City Life: Cape Town, South Africa
National Geographic Traveller (UK)|October 2016

Is there any city on Earth with as many different faces as Cape Town? It can be gritty, chic, gregarious, refined, wild, or, if you're very lucky, all of the above.

David Whitley
City Life: Cape Town, South Africa

On Tuesday morning, the skies are clear. From the top of Table Mountain, everything seems beautifully defined. The walking trails act as scars through the rock and low fynbos shrub. Paragliders flutter down from the neighbouring Lion’s Head summit. Little dassies — scuttling guinea pig-like critters that are apparently the closest living relatives to elephants — munch away, oblivious to their cooing onlookers.

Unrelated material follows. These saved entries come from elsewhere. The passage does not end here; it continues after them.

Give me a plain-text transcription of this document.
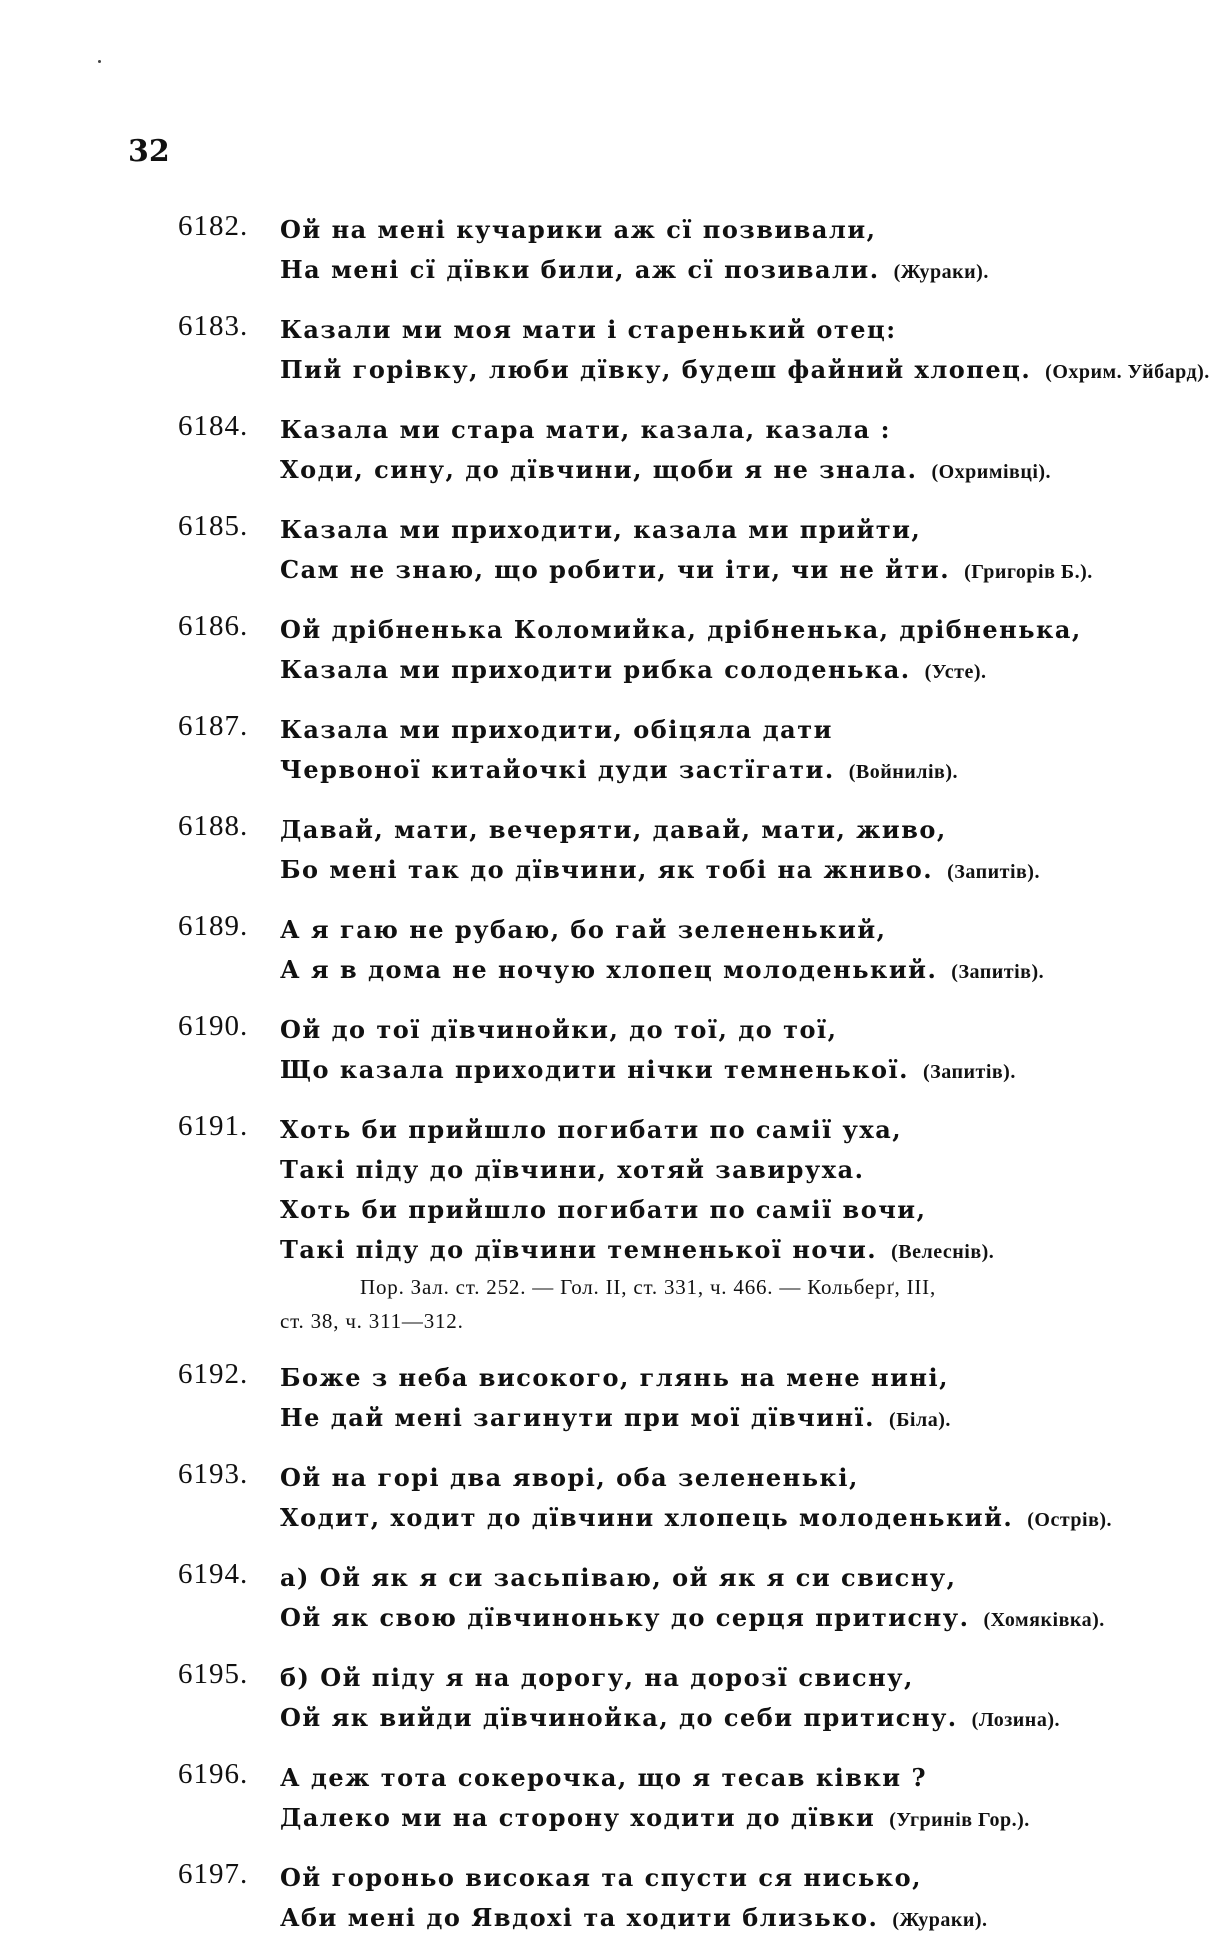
32
6182. Ой на мені кучарики аж сї позвивали,
На мені сї дївки били, аж сї позивали. (Жураки).
6183. Казали ми моя мати і старенький отец:
Пий горівку, люби дївку, будеш файний хлопец. (Охрим. Уйбард).
6184. Казала ми стара мати, казала, казала :
Ходи, сину, до дївчини, щоби я не знала. (Охримівці).
6185. Казала ми приходити, казала ми прийти,
Сам не знаю, що робити, чи іти, чи не йти. (Григорів Б.).
6186. Ой дрібненька Коломийка, дрібненька, дрібненька,
Казала ми приходити рибка солоденька. (Усте).
6187. Казала ми приходити, обіцяла дати
Червоної китайочкі дуди застїгати. (Войнилів).
6188. Давай, мати, вечеряти, давай, мати, живо,
Бо мені так до дївчини, як тобі на жниво. (Запитів).
6189. А я гаю не рубаю, бо гай зелененький,
А я в дома не ночую хлопец молоденький. (Запитів).
6190. Ой до тої дївчинойки, до тої, до тої,
Що казала приходити нічки темненької. (Запитів).
6191. Хоть би прийшло погибати по самії уха,
Такі піду до дївчини, хотяй завируха.
Хоть би прийшло погибати по самії вочи,
Такі піду до дївчини темненької ночи. (Велеснів).
Пор. Зал. ст. 252. — Гол. II, ст. 331, ч. 466. — Кольберґ, III,
ст. 38, ч. 311—312.
6192. Боже з неба високого, глянь на мене нині,
Не дай мені загинути при мої дївчинї. (Біла).
6193. Ой на горі два яворі, оба зелененькі,
Ходит, ходит до дївчини хлопець молоденький. (Острів).
6194. а) Ой як я си засьпіваю, ой як я си свисну,
Ой як свою дївчиноньку до серця притисну. (Хомяківка).
6195. б) Ой піду я на дорогу, на дорозї свисну,
Ой як вийди дївчинойка, до себи притисну. (Лозина).
6196. А деж тота сокерочка, що я тесав ківки ?
Далеко ми на сторону ходити до дївки (Угринів Гор.).
6197. Ой гороньо високая та спусти ся нисько,
Аби мені до Явдохі та ходити близько. (Жураки).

On Wednesday a­fternoon, Pinotages and Sauvignon Blancs are being greedily sampled at Groot Constantia’s cellar door. The Dutch Renaissance manor house at South Africa’s oldest winery (it was founded in 1685) sits handsomely amid an idyll of vines, the splendour question-marked only by the signs warning about potential marauding baboons.

On Thursday night, the City Bowl teems with people spilling out onto the streets clutching wine glasses and beer bottles. The monthly First Thursdays event sees galleries and shops open late, wine being poured in every conceivable location, and a sprawling melee taking over Church and Bree Streets. The hard part is getting to a bar to join in.

On Friday morning, women smeared in face paint to stave o“ the worst of the heat are cooking sheep heads over a spitting, fierce fire. They’re in the middle of the shacks of the Langa township, where everything seems to be ‘illegal but tolerated’. Dubious electricity wires have been hooked up to the lamp posts, and house-proud old men show how they’ve fashioned lamps from defunct blenders, and skylights from old wooden panels.